Task 4: Build a Raster-based Index Model

What you need: soil_gd, a soils grid; landuse_gd, a land use grid; depwater_gd, a depth to water grid.

Task 4 performs the same analysis as Task 3 but uses raster data. All three grids have the cell resolution of 90 meters. The cell value in soil_gd corresponds to soilrate, the cell value in landuse_gd corresponds to lurate, and the cell value in depwater_gd corresponds to dwrate.

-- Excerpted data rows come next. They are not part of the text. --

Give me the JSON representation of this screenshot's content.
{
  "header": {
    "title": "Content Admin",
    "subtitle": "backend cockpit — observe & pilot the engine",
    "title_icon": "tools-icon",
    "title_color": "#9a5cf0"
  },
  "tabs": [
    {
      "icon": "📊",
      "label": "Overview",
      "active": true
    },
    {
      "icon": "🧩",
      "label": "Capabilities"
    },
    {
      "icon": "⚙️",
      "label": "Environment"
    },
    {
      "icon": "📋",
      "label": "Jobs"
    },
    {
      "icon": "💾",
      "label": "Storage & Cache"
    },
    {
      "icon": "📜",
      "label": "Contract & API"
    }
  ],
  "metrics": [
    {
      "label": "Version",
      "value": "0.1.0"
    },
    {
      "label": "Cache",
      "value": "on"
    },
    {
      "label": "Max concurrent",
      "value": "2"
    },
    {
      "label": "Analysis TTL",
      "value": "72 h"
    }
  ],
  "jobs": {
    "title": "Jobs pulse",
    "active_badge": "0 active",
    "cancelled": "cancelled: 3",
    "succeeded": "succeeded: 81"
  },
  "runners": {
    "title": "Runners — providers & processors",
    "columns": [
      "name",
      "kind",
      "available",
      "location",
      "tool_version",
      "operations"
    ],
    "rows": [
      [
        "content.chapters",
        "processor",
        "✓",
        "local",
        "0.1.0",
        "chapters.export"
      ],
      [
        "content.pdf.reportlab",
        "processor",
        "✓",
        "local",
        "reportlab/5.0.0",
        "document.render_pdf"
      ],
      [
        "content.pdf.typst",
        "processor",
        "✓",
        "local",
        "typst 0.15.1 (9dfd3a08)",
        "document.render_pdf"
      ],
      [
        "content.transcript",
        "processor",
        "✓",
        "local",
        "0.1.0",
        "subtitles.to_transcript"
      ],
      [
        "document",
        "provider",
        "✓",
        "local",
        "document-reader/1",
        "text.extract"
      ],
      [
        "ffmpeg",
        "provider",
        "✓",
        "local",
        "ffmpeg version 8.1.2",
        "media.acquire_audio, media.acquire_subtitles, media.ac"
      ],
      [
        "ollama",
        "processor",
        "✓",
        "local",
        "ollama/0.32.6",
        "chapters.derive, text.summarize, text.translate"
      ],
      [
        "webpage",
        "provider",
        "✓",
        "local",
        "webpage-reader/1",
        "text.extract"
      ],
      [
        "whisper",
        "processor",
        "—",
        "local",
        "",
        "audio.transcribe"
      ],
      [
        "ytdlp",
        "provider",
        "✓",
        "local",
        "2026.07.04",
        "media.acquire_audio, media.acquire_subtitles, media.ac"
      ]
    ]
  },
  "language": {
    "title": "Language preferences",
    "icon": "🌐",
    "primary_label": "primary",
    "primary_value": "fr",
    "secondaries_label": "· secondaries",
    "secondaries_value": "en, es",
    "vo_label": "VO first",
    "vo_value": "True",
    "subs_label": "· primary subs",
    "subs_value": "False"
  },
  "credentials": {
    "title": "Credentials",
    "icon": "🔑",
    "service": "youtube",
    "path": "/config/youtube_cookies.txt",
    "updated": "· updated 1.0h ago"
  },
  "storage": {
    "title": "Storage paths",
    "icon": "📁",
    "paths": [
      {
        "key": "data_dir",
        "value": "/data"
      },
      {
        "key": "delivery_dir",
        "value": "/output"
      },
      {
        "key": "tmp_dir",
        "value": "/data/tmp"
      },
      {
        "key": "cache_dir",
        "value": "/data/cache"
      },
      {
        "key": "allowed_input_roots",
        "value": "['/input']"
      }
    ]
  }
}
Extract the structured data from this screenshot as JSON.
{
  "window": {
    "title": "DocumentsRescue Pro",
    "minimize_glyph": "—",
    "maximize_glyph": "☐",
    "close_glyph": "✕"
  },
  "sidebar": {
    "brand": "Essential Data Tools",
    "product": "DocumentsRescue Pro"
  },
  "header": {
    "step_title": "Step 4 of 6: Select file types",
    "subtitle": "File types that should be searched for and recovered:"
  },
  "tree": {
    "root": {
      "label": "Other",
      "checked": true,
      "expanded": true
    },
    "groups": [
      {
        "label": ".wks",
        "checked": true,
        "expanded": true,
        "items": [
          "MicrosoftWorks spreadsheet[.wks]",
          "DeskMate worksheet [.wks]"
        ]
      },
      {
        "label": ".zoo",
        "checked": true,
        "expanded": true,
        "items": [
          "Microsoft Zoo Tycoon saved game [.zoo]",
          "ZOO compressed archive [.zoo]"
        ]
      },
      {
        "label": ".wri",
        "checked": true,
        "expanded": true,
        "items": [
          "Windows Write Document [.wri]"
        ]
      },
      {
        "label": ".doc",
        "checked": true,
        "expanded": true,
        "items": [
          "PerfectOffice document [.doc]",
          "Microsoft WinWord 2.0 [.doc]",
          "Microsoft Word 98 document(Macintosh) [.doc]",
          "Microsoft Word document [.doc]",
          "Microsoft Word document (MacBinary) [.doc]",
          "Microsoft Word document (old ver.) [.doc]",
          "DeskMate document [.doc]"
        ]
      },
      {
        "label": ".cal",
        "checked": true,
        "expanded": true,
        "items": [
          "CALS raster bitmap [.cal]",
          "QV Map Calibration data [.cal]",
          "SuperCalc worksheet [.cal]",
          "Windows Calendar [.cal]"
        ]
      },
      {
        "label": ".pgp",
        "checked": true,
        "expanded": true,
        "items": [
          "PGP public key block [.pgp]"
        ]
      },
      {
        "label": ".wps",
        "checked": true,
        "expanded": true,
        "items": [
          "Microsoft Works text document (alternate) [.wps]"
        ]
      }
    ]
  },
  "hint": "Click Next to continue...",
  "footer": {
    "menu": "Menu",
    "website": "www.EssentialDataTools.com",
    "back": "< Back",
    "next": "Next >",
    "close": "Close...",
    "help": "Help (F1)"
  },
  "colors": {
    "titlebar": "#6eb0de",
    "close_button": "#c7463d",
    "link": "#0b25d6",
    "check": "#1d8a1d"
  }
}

  1. Add soil_gd, landuse_gd, and depwater_gd to Tasks 3&4. First, reclassify 99 in landuse_gd as NoData because the cell value of 99 represents urban areas, which should not be included in the model. Click the Spatial Analyst dropdown arrow and choose Reclassify. In the Reclassify dialog, select landuse_gd for the input raster. Click the first cell under New values and enter 20. Click and enter 40, 45, and 50 in the next three cells. Then enter NoData in the next two cells. Click OK to dismiss the dialog. Reclass of landuse_gd is added to the map.
  2. To calculate the index value from soil_gd, reclass of landuse_gd, and depwater_gd, select Raster Calculator from the Spatial Analyst dropdown list. Enter the following expression in the Raster Calculator dialog: [soil_gd] * 3 + [Reclass of lalnduse_gd] + [depwater_gd]. Click Evaluate.
  3. Calculation appears in the map. Like the vector-based model, the index (cell) values of Calculation range from 145.2 to 250. The value range can be easily converted to 0 to 1, a value range preferred by many GIS users. To convert the value range, select Raster Calculator from the Spatial Analyst dropdown list. Enter the following expression in the Raster Calculator dialog: ([Calculation] – 145.2) / (250 – 145.2). The output called Calculation 2 shows the value range from 0 to 1.